暫くして順番が来てお役人の質問に答える。
身分証は先の混乱のなか失くした、この街に身分を証明してくれる親戚や知人はいない、途方にくれていると伝えると
「大丈夫、街はいまこんな状況だ、復興には人手がいる、そういった作業に従事して問題を起こさなければ仮の身分証と給金がでるからさ、力を貸してくれ」
と言ってくれた。
なんでも身分が証明できてそれなりの資金をもっている者はそのまま滞在許可をだし、好きに宿でも取ってくれ、身分証がないがこの街の住民に身分を保証してくれる親戚等がいるならそのまま身を寄せてくれと、そしてそのどちらもなかったり、お金がないのならとりあえず最低限の衣食住は保証するから復興作業に従事してお金と信頼を稼いでくれとのことみたいである。

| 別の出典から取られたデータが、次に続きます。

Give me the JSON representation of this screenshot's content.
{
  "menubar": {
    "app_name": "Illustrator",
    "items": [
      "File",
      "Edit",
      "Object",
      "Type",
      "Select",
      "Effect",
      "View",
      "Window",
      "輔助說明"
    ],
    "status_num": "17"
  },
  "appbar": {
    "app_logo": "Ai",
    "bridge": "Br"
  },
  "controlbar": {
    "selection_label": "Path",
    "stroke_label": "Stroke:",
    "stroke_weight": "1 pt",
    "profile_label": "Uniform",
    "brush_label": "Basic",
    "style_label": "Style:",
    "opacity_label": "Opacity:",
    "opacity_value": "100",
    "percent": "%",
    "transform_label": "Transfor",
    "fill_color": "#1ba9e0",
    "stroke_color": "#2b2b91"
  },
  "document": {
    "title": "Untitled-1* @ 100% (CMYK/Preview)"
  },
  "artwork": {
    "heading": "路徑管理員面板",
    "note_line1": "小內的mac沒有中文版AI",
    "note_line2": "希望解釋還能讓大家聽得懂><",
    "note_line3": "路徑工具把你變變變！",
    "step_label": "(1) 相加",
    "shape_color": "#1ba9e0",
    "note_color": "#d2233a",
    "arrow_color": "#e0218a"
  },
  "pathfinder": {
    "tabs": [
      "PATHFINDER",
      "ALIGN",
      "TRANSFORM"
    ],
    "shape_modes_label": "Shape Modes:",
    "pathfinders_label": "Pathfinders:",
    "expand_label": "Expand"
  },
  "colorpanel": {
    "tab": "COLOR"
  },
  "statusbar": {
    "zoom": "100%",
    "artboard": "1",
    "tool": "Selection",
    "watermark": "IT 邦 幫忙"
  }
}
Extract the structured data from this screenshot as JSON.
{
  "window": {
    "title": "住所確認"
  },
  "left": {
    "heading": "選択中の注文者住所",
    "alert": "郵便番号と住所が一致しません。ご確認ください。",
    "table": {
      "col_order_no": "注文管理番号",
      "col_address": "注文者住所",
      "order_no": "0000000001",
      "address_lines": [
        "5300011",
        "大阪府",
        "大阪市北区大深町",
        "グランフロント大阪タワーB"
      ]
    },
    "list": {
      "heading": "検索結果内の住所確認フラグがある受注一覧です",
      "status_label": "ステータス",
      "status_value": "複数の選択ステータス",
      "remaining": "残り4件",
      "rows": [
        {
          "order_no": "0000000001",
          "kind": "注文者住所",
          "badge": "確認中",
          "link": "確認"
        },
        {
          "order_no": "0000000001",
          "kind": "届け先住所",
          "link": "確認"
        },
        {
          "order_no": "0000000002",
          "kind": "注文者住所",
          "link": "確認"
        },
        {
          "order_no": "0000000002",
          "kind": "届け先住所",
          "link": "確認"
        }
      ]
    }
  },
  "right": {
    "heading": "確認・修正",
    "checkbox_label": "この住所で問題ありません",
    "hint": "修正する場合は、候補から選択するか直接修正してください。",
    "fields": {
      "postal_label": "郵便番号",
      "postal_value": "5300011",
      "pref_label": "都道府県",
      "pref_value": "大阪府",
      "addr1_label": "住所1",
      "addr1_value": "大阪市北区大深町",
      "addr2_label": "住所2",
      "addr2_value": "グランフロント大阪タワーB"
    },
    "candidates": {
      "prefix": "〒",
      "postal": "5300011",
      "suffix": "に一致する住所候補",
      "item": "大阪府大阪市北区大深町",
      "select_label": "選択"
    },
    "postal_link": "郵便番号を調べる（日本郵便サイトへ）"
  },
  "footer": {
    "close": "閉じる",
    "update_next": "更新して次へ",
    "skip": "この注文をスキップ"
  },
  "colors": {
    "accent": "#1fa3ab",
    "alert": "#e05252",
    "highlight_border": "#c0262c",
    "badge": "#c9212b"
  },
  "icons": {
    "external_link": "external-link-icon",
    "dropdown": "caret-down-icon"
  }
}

そんなこんなで俺は肉体労働に勤しむことになったのであった。
☆☆☆
そして瓦礫を撤去したり資材を運んだりして汗を流すこと一月が経った。
「リューセイ、ほれ身分証が発行されたぞ、一月ご苦労さん」
「親方、ありがとうございます!」
「ま、その身分証は仮だから早めに職見つけるなりなんなりしろよ、まぁお前さんの働きっぶりは街の連中も見ていたからな、何処かで雇ってもらえんだろ、なんなら俺のもとにくるか?」
「嬉しいお誘いですけど、俺、冒険者にでもなろうかなと思います」
「そうか、ま、頑張れよ」
と背中を叩く親方に御礼を告げて冒険者ギルドへと向かった。